Equally mannered in his performance is Fassbender, reining in a villainous role that could have spiraled into cartoonish levels of vile behavior. Solomon is complicated, but Epps is straightaway evil, a contemptible wretch wrapped in self-righteousness, whose harsh view and treatment of his human "property" is far more representative of his troubled soul than his Sunday Bible readings.
Fassbender plays such intolerable cruelty as he should: actions belonging as much to the era as they do moral failings. Yet, even under different circumstances of time and place, it's difficult to envision Epps as being anything other than humanity's great shame.
Similarly evil is his sadistic wife, Mistress Epps (Sarah Paulson), who endures her husband's infidelities with Patsey by punishing the slave. Paulson's icy wrath is formidable and Nyong'o, in a remarkable debut, delivers the film's tears and sadness.
Familiar names in this tremendous ensemble effort include Paul Giamatti as a heartless slave trader and Paul Dano as a sadistic slave master named Tibeats, who pushes Solomon too far. Benedict Cumberbatch plays a more kindly Louisiana plantation owner named Ford who is the first to purchase Solomon and then is forced to sell him to Epps to protect him from the vengeful Tibeats.
The most-recognizable face is Brad Pitt, who is little more than a distraction in a small but pivotal role as a Canadian carpenter hired by Epps and empathetic to Solomon's plight. Sporting a graying beard and era-appropriate wear, Pitt is still an out-of-place celebrity in a period piece occupied by character actors and unknowns, and his presence jolts us out of the film's time and place.
12 Years a Slave is unflinching and uncompromising in its depiction of human brutality.
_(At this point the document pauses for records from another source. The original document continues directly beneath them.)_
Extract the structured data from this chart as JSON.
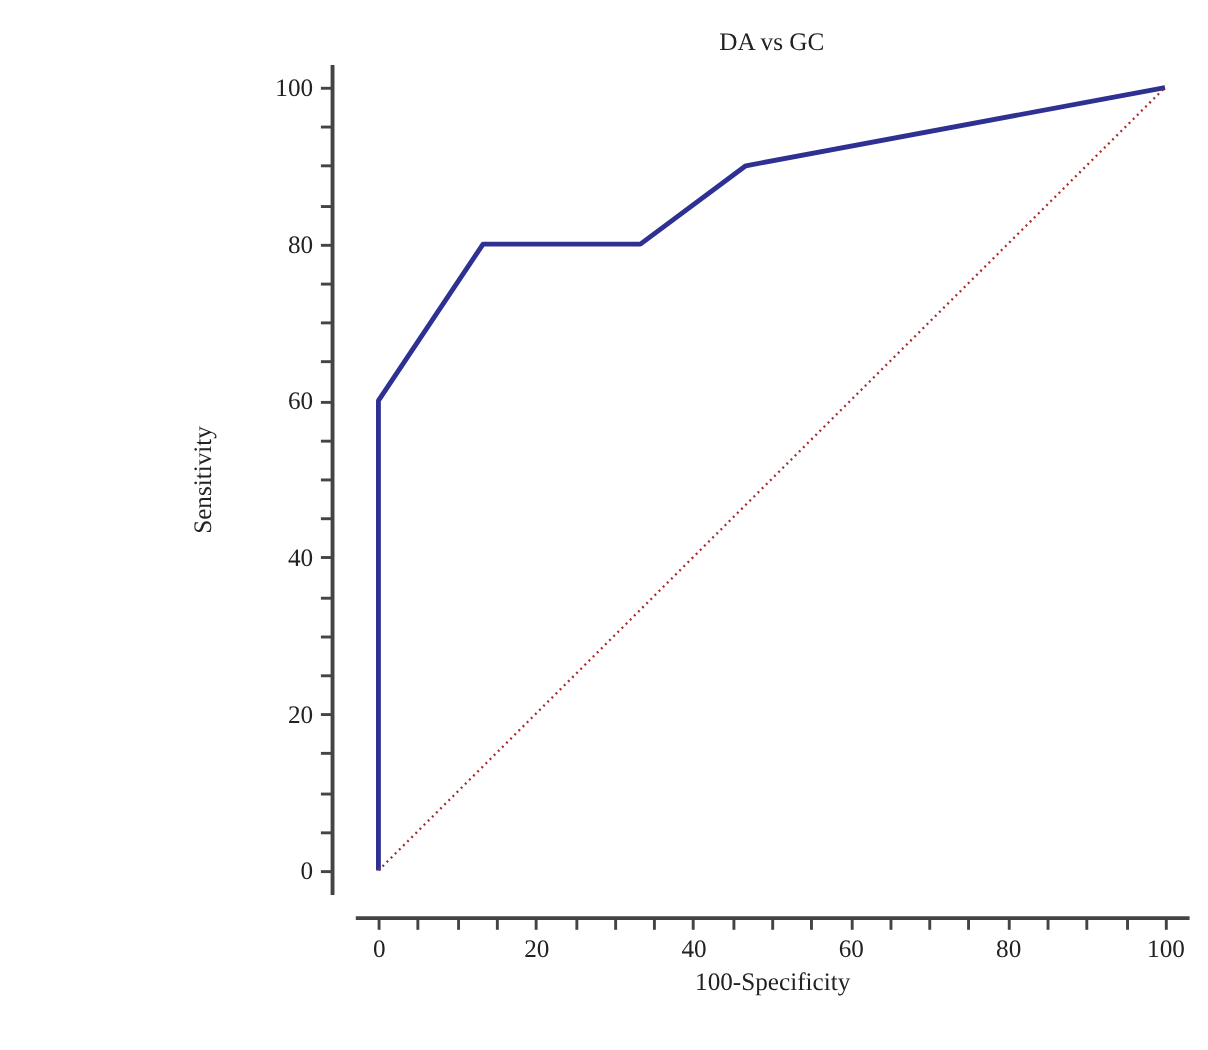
{
  "chart_data": {
    "type": "line",
    "title": "DA vs GC",
    "xlabel": "100-Specificity",
    "ylabel": "Sensitivity",
    "xlim": [
      -3,
      103
    ],
    "ylim": [
      -3,
      103
    ],
    "xticks": [
      0,
      {
        "value": 5,
        "label": null
      },
      {
        "value": 10,
        "label": null
      },
      {
        "value": 15,
        "label": null
      },
      20,
      {
        "value": 25,
        "label": null
      },
      {
        "value": 30,
        "label": null
      },
      {
        "value": 35,
        "label": null
      },
      40,
      {
        "value": 45,
        "label": null
      },
      {
        "value": 50,
        "label": null
      },
      {
        "value": 55,
        "label": null
      },
      60,
      {
        "value": 65,
        "label": null
      },
      {
        "value": 70,
        "label": null
      },
      {
        "value": 75,
        "label": null
      },
      80,
      {
        "value": 85,
        "label": null
      },
      {
        "value": 90,
        "label": null
      },
      {
        "value": 95,
        "label": null
      },
      100
    ],
    "yticks": [
      0,
      {
        "value": 5,
        "label": null
      },
      {
        "value": 10,
        "label": null
      },
      {
        "value": 15,
        "label": null
      },
      20,
      {
        "value": 25,
        "label": null
      },
      {
        "value": 30,
        "label": null
      },
      {
        "value": 35,
        "label": null
      },
      40,
      {
        "value": 45,
        "label": null
      },
      {
        "value": 50,
        "label": null
      },
      {
        "value": 55,
        "label": null
      },
      60,
      {
        "value": 65,
        "label": null
      },
      {
        "value": 70,
        "label": null
      },
      {
        "value": 75,
        "label": null
      },
      80,
      {
        "value": 85,
        "label": null
      },
      {
        "value": 90,
        "label": null
      },
      {
        "value": 95,
        "label": null
      },
      100
    ],
    "grid": false,
    "legend": false,
    "marker": "none",
    "series": [
      {
        "color": "#2e3192",
        "line_style": "solid",
        "x": [
          0,
          0,
          13.3,
          33.3,
          46.7,
          100
        ],
        "values": [
          0,
          60,
          80,
          80,
          90,
          100
        ]
      },
      {
        "color": "#a52a2a",
        "line_style": "dotted",
        "x": [
          0,
          100
        ],
        "values": [
          0,
          100
        ]
      }
    ]
  }
}
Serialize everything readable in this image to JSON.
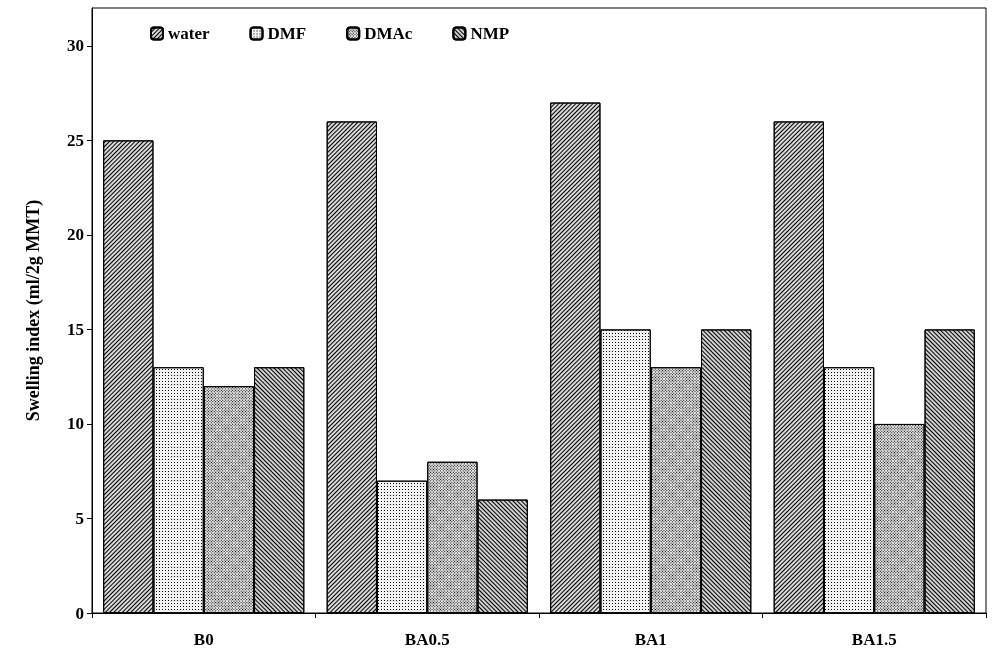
{
  "chart_data": {
    "type": "bar",
    "ylabel": "Swelling index (ml/2g MMT)",
    "categories": [
      "B0",
      "BA0.5",
      "BA1",
      "BA1.5"
    ],
    "series": [
      {
        "name": "water",
        "color": "#d9d9d9",
        "values": [
          25,
          26,
          27,
          26
        ]
      },
      {
        "name": "DMF",
        "color": "#f2f2f2",
        "values": [
          13,
          7,
          15,
          13
        ]
      },
      {
        "name": "DMAc",
        "color": "#e6e6e6",
        "values": [
          12,
          8,
          13,
          10
        ]
      },
      {
        "name": "NMP",
        "color": "#d0d0d0",
        "values": [
          13,
          6,
          15,
          15
        ]
      }
    ],
    "ylim": [
      0,
      32
    ],
    "yticks": [
      0,
      5,
      10,
      15,
      20,
      25,
      30
    ],
    "grid": false,
    "legend": "top left"
  }
}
Django Unchained offered its own stylized blood and savagery onscreen, but the fictional nature of Quentin Tarantino's film kept the inhumanity at arm's length. It was also Tarantino being Tarantino. 12 Years a Slave, by virtue of its authenticity, is far more horrific, intimate, and necessary.
The bleak drama is not without blemishes.
The film can be cold and clinical, a vile history lesson told to a classroom and not shared by an audience, unlike the devastating humanity of Schindler's List, which best mirrors the 12 Years a Slave's gut-punch intensity.
McQueen applied the same clinical approach to his 2011 drama Shame about a struggling sex addict played by Fassbender, a film also uncomfortable to watch and distant from its subject.
But in the totality of this extraordinary work, 12 Years a Slave's imperfections scarcely matter.
It's not a perfect movie, but a film this powerful doesn't need to be.